Brokers should treat the four trading days before the RBA decision as a reposition window, not a wait-and-see one. A short list:

  • Audit the fixed-rate cliff list. Any client coming off a fixed rate before 30 June should be in a documented conversation now — not after May 5. If the rate moves, message templates should be ready to send within two hours.
  • Tag inner-city Sydney and Melbourne files. Refinance applications in postcodes showing the steepest April declines need an upfront valuation strategy. For top-ups and equity releases, recheck LVR against current expected valuations, not last quarter’s.
  • Map your panel’s DTI headroom. Confirm with each lender BDM where they sit against their April-June high-DTI bucket. Multi-speed pricing means the cheapest sheet rate isn’t always the cheapest deliverable rate this quarter.
  • Refresh the borderline file. Borrowing capacity has tightened. Clients who were marginal in February may be unworkable in May at the same lender — but viable elsewhere. The borderline database is a real pipeline, not a parked one.
  • Pre-write the May 5 client comms. Two versions: one for a hold, one for a hike. Send within hours of the decision. Brokers who get to the inbox first set the refinance agenda for the postcode.

The bigger read

April’s data is not a cue to start framing 2026 as a downturn. The market is still up 8.5 per cent on the year, and PropTrack itself is careful to call it a “turning point” rather than a correction. But it is a signal that the easy phase of the cycle — broad-based growth, comfortable valuations, expanding borrowing capacity — is over. What’s coming is a market where postcode, structure, lender choice, and timing matter more than they have for two years.

That’s a market that rewards the broker channel disproportionately. Direct-to-bank refinancing only works when one bank is structurally cheaper than another. In a multi-speed market with diverging panel positions on DTI, fixed pricing, and credit appetite, the broker who knows their panel beats the bank who knows only its own product set.

What to watch next

Three triggers in the next 10 days:

  1. The RBA Statement on Monetary Policy on Tuesday 5 May, and the immediate big-four pricing response.
  2. The May 13 Federal Budget — particularly any tax-side detail on negative gearing or CGT changes that haven’t yet leaked.
  3. The May edition of CoreLogic’s Home Value Index, which will either confirm or partly contradict PropTrack’s April turn. Two indices are better than one before re-pricing your client conversations.

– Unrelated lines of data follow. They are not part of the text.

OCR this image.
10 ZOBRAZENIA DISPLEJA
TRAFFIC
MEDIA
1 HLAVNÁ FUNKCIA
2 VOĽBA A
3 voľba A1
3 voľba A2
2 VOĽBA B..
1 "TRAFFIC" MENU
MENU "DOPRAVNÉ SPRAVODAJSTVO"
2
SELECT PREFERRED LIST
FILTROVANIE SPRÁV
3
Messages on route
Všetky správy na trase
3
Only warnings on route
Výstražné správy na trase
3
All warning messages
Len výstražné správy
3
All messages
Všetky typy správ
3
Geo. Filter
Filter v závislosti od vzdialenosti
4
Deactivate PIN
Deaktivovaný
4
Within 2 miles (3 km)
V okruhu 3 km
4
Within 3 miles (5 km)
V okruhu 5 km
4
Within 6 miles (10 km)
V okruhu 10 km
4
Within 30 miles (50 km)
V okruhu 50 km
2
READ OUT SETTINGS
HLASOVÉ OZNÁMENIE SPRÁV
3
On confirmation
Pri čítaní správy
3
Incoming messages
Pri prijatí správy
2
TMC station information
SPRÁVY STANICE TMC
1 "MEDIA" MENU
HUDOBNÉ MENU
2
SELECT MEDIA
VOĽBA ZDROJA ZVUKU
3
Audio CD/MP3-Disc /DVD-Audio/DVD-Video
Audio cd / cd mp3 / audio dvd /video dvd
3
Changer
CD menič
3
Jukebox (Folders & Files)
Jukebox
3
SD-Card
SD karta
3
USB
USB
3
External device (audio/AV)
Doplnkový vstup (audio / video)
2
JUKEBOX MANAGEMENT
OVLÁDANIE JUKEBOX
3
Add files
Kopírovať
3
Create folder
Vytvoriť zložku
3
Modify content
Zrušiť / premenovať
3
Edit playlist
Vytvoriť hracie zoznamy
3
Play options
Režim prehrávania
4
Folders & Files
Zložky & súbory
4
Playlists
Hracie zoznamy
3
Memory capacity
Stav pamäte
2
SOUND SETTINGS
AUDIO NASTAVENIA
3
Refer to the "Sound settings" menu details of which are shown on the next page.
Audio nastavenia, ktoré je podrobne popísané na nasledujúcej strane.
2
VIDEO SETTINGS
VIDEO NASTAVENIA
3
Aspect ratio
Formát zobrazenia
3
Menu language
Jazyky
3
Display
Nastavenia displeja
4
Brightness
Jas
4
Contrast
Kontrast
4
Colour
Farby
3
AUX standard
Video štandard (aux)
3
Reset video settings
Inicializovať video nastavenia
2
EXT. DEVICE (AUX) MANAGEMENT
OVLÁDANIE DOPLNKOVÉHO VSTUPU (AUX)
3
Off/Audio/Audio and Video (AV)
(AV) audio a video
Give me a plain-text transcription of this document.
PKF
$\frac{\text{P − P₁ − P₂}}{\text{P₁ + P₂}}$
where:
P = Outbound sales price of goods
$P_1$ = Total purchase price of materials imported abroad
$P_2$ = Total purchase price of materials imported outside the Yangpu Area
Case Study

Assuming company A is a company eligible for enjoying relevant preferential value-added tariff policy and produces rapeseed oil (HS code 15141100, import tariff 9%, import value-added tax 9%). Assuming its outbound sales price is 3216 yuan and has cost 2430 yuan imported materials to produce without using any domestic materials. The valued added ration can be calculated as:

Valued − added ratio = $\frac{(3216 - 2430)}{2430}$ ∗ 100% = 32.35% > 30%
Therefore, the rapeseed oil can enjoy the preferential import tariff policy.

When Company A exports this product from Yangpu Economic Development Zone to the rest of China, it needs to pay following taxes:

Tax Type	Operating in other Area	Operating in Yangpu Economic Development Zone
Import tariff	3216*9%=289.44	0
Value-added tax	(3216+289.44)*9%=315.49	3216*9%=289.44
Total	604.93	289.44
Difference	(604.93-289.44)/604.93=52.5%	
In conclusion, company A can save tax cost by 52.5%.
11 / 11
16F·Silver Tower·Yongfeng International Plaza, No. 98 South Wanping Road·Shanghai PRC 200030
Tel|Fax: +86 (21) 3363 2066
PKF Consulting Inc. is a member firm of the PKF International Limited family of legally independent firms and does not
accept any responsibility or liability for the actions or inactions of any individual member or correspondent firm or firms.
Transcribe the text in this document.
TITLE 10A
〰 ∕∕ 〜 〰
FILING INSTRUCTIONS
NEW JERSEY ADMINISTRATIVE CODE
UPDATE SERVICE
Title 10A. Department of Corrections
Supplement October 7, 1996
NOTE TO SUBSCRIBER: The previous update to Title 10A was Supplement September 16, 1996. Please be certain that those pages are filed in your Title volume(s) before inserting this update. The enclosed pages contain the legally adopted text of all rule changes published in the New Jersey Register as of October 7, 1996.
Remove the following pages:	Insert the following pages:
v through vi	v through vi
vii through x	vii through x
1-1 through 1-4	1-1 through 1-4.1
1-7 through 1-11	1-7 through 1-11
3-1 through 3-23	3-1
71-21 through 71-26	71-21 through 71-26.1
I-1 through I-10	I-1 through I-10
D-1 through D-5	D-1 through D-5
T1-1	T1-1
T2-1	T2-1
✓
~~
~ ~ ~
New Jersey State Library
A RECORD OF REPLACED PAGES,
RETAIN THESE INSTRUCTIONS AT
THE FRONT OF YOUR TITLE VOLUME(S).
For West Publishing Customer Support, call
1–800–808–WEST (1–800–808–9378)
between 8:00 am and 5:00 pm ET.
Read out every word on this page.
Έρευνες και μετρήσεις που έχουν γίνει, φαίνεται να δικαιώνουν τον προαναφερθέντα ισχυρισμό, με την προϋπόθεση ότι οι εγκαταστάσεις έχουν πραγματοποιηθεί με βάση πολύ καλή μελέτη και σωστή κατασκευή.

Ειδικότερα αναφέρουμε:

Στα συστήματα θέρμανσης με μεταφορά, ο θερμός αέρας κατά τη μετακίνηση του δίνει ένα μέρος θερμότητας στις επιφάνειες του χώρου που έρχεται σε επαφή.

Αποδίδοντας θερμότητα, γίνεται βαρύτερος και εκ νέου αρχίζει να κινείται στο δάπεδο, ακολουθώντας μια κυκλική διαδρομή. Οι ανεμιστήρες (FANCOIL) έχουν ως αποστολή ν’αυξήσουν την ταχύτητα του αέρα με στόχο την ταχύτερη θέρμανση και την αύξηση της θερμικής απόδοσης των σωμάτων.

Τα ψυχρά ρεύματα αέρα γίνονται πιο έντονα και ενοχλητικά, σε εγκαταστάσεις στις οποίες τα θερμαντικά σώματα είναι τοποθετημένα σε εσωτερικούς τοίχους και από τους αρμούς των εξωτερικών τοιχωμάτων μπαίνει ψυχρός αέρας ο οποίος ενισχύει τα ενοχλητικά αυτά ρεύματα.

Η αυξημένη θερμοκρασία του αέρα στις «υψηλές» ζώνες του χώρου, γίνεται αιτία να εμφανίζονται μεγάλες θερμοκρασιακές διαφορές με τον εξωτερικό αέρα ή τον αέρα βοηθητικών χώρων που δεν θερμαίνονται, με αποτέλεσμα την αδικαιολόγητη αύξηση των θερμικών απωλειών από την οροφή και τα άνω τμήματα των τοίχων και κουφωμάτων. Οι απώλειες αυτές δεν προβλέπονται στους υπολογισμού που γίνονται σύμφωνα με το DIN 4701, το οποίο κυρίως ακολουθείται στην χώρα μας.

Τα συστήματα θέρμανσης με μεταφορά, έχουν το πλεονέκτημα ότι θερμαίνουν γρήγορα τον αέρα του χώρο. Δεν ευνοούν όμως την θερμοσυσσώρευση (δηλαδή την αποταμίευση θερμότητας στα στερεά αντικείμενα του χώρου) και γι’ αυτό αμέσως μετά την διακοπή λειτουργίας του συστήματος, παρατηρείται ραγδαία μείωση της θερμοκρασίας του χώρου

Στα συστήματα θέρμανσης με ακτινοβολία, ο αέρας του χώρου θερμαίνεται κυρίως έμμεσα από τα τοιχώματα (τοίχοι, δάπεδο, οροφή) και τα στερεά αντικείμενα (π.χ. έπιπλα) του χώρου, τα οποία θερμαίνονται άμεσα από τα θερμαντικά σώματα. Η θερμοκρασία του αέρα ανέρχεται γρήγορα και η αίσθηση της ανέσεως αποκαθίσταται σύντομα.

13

The next four weeks will sort the brokers who run a panel from the ones who run a script. Multi-speed markets don’t punish indecision — they just route the deal somewhere else.

Disclaimer: This article is for general information and professional development purposes only. It does not constitute legal, compliance, or financial advice. Brokers should consult their aggregator’s compliance team and, where required, seek independent legal advice regarding their obligations under the National Consumer Credit Protection Act 2009 and ASIC’s responsible lending guidelines.